Leap Broadband was responding to an order by Etain Doyle, the Telecom Regulator, which has deregulated the fixed-wireless access (FWA) broadband market, removing barriers to entry into the market.

Rory Ardagh, a director of Leap Broadband has called on the Minister for Communications and Natural Resources, to reverse the ODTR's order. Claiming that a deregulated market will not provide the return-on-investment required by new entrants to invest in equipment and to realise economies of scale. He has also called upon Minister Dermot Ahern to provide wireless licenses to new entrants, to ensure the development of a healthy fixed-wireless broadband market in Ireland.

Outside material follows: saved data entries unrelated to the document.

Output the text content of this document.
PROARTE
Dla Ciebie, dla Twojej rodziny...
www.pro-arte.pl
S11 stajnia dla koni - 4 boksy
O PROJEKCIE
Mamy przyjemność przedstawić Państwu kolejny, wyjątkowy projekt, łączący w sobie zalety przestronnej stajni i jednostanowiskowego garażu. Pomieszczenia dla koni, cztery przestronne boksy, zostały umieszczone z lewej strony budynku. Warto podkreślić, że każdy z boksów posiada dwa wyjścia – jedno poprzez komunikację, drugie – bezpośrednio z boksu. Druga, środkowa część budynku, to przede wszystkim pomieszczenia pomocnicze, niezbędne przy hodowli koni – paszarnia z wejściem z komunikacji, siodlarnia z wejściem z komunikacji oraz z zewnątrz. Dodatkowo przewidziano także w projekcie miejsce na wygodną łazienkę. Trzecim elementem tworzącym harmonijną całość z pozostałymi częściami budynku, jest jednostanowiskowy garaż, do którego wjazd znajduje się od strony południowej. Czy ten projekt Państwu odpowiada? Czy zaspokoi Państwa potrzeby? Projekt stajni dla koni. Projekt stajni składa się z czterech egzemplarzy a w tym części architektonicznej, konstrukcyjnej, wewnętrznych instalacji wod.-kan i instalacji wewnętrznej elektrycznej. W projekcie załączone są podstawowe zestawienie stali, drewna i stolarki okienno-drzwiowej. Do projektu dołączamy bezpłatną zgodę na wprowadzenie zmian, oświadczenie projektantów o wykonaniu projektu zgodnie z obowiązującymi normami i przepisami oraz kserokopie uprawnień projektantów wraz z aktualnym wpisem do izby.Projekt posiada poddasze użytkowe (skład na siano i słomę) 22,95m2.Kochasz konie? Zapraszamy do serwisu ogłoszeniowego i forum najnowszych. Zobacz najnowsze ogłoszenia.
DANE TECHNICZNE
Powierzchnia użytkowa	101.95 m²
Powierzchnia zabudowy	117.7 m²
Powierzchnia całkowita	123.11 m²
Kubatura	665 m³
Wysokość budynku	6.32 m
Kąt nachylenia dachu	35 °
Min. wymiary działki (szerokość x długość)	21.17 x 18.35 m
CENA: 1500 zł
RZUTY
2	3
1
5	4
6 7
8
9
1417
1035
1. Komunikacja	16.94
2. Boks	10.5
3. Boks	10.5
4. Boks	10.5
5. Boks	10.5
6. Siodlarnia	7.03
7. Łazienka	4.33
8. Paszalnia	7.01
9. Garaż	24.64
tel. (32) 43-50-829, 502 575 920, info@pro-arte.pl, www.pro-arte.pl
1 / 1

Ardagh is also seeking an inquiry by the Competition Authority into the actions of the ODTR in allowing Eircom and Chorus to "hoard" the licences that they already have, without actually making wireless broadband widely available. "Eircom and Chorus have six broadband wireless licences," Ardagh claimed in a statement, "But have failed to roll-out a useful service. As a consequence, market competition and broadband are not being developed as originally promised."

Leap Broadband currently provides fixed-wireless broadband with a basic telecoms licence, rather than a wireless licence.

Since local phone service providers and cable television providers are in the best position to provide wired broadband services, new entrants to the broadband market have looked to wireless access as the best way to provide competing broadband services to homes and small businesses.

"In a protected market environment we could use higher bandwidth equipment and a provide a greater guaranteed range," said Ardagh while speaking to ElectricNews.Net. "Our current equipment can provide a range of up to five kilometres, but in a protected market we could provide up to 8MB/s over a range of 17 kilometres."

Ardagh believes that better equipment and greater range would allow Leap to realise economies of scale and to provide wireless access at a lower cost to consumers and to compete with wired broadband. "Nobody will benefit from this decision, it's effectively a fixed-wireless broadband wasteland scenario," he said.

The decision by the ODTR is in contrast to that of UK authorities, who are currently engaged in the licensing process for 3.5GHz wireless access. Since wireless traffic requires discrete frequencies, the order specifies that all base-stations providing FWA services must be registered with the ODTR, which it says will enable operators deploying the equipment to co-operate with each other using the available frequency.

Ardagh dismissed the ODTR's idea of co-operation among competing operators to share frequencies as "a fantasy."